Zack Kirstein, a fourth-generation owner of 4G Recycling headquartered in Deerfield Beach, FL, has customers in all 50 states, including more than 40 in New York, that will be impacted by this bill if it is signed into law. “As a recycler, the legislation would be a good thing, but as a business owner, I worry about the punitive issues to producers,” Kirstein told PlasticsToday in a phone interview.

4G’s customers in this scenario are the materials recovery facilities (MRFs), but packaging companies primarily would be impacted by New York’s legislation, more so than the recyclers, Kirstein explained. “Packaging companies, like many US businesses, are struggling with managing their costs as it is,” he said. “There are two lenses through which to look at this — from a recycling perspective, it’s a good thing, but as a business person, it’s concerning.”

From the MRF perspective, some of the challenges include the near impossibility of identifying the producer of every plastic item from the millions of PS deli containers that are injection molded or thermoformed and shipped by the hundreds of thousands throughout the country. Will it be the MRFs’ responsibility to sort the plastic items by producer, so they can be shipped back to the thermoformer who made the items? Or will the producer be the company that engaged the plastics processor to manufacture the products? Or will responsibility fall on the resin producer who supplied the material to the molders and thermoformers?

Kirstein brought up another good point: What about the plastic packaging imported from other countries that don’t have the same restrictions as New York? Will producers also have to make separate runs for customers in New York with special corporate logos to identify the producer of the packaging and those in other states without these restrictions? Will retail store and restaurant owners then have to pay more for these items? If so, consumers will end up paying more, as well.

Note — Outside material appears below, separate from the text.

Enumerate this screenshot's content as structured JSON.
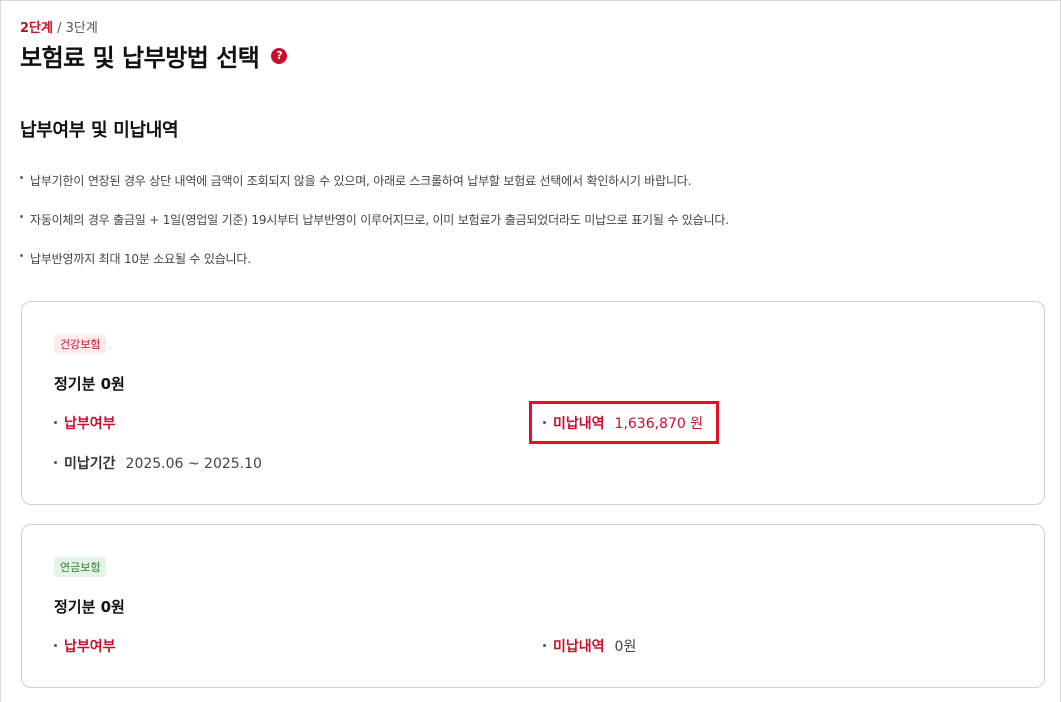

I’ve often written about the law of unintended consequences that accompany these types of regulations, which are intended to solve one problem but create five new ones in the process. As Kirstein reminded me, these are “bureaucrats” creating laws for an industry and businesses about which they know very little. “We’ve been a family business for over 100 years, but the politicians enacting these measures know little of the actualities of the recycling business,” said Kirstein. “They don’t know plastics — that’s my perception. It’s frustrating as a recycling business owner, because I love doing more good, but there may be more intelligent ways to go about this. I don’t like the idea of bureaucrats deciding what’s best for private businesses or guiding recycling processes. There are plenty of ways to help business while also being environmentally conscious.”